Specify multiple hosts with labels

docker run --rm --name redis-commander -d -p 8081:8081 \
  --env REDIS_HOSTS=local:localhost:6379,myredis:10.10.20.30 \
  ghcr.io/joeferner/redis-commander:latest

Kubernetes

An example deployment can be found at k8s/redis-commander/deployment.yaml.

If you already have a cluster running with redis in the default namespace, deploy redis-commander with kubectl apply -f k8s/redis-commander. If you don't have redis running yet, you can deploy a simple pod with kubectl apply -f k8s/redis.

Alternatively, you can add a container to a deployment's spec like this:

containers:
- name: redis-commander
  image: ghcr.io/joeferner/redis-commander
  env:
  - name: REDIS_HOSTS
    value: instance1:redis:6379
  ports:
  - name: redis-commander
    containerPort: 8081

known issues with Kubernetes:

  • using REDIS_HOSTS works only with a password-less redis db. You must specify REDIS_HOST on a password protected redis db
  • using REDIS_HOSTS does not work with IPv6 addresses. For connections to IPv6 addresses either use REDIS_HOST and REDIS_PORT env var or a custom config/local.json configuration file mounted into the redis container.

Helm chart

You can install the application on any Kubernetes cluster using Helm. There is no helm repo available currently, therefore local checkout of helm sources inside this repo is needed:

helm -n myspace install redis-web-ui ./k8s/helm-chart/redis-commander

More Documentation about this Helm chart and its values.

OpenShift V3

To use the stock Node.js image builder do the following.
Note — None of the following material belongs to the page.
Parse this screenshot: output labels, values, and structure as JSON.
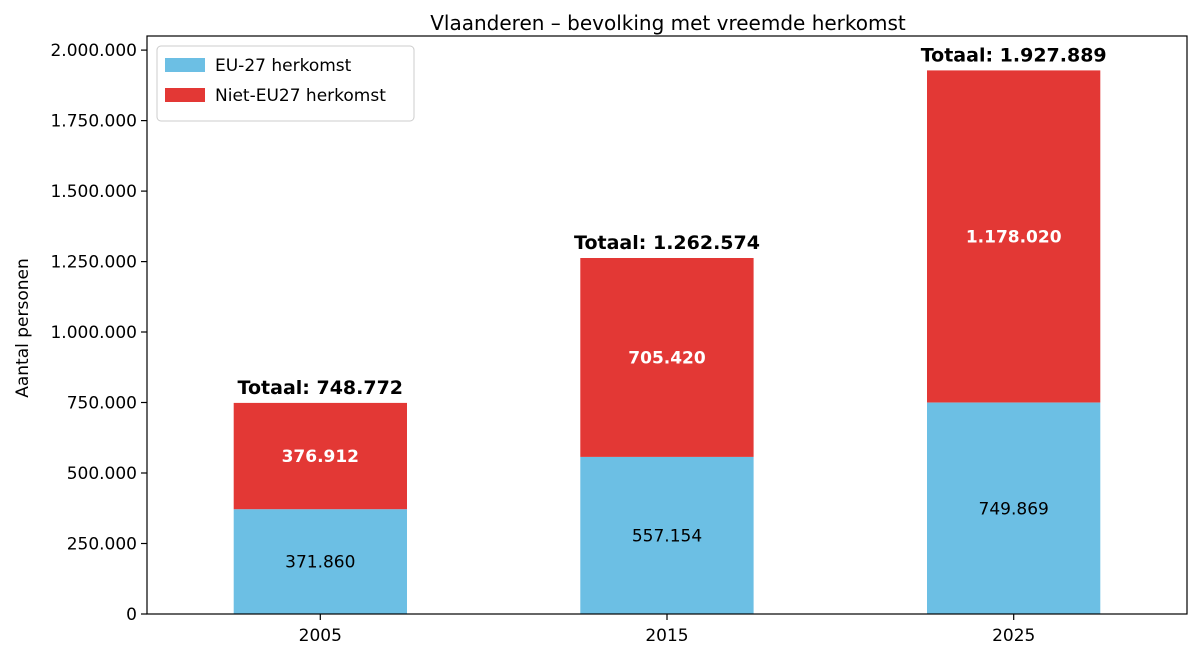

  1. Open Catalog and select the Node.js template
  2. Specify the name of the application and the URL to the redis-command github repository
  3. Click the advanced options link
  4. (optional) specify the hostname for the route - if one is not specified it will be generated
  5. In the Deployment Configuration section
    • Add REDIS_HOST environment variable whose value is the name of the redis service - e.g., redis
    • Add REDIS_PORT environment variable whose value is the port exposed of the redis service - e.g., 6379
    • Add value from secret generated by the redis template:
      • name: REDIS_PASSWORD
      • resource: redis
      • key: database-password
  6. (optional) specify a label such as appl=redis-commander-dev1
    • this label will be applied on all objects created allowing for easy deletion later via:
    oc delete all --selector appl=redis-commander-dev1

Helper Scripts

Generate BCrypted password hash

Redis commander allows setting either a plain text password for http authentication or a "bcrypt" password hash. To generate a hashed password the script bin/bcrypt-password.js can be used. The parameter "-p" to set password should be given.

Usage example:

$ git clone https://github.com/joeferner/redis-commander.git
$ cd redis-commander/bin
$ node bcrypt-password.js -p myplainpass
$2b$10BQPbC8dlxeEqB/nXOkyjr.tlafGZ28J3ug8sWIMRoeq5LSVOXpl3W

This generated hash can be set inside the config file as "server.httpAuth.passwordHash", as env var "HTTP_PASSWORD_HASH" or on the command line as --http-auth-password-hash. Running inside docker image a file containing this password hash can be set via env var HTTP_PASSWORD_HASH_FILE

Build images based on this one

To use this images as a base image for other images you need to call "apk update" inside your Dockerfile before adding other apk packages with "apk add foo". Afterwards, to reduce your image size, you may remove all temporary apk configs too again as this Dockerfile does.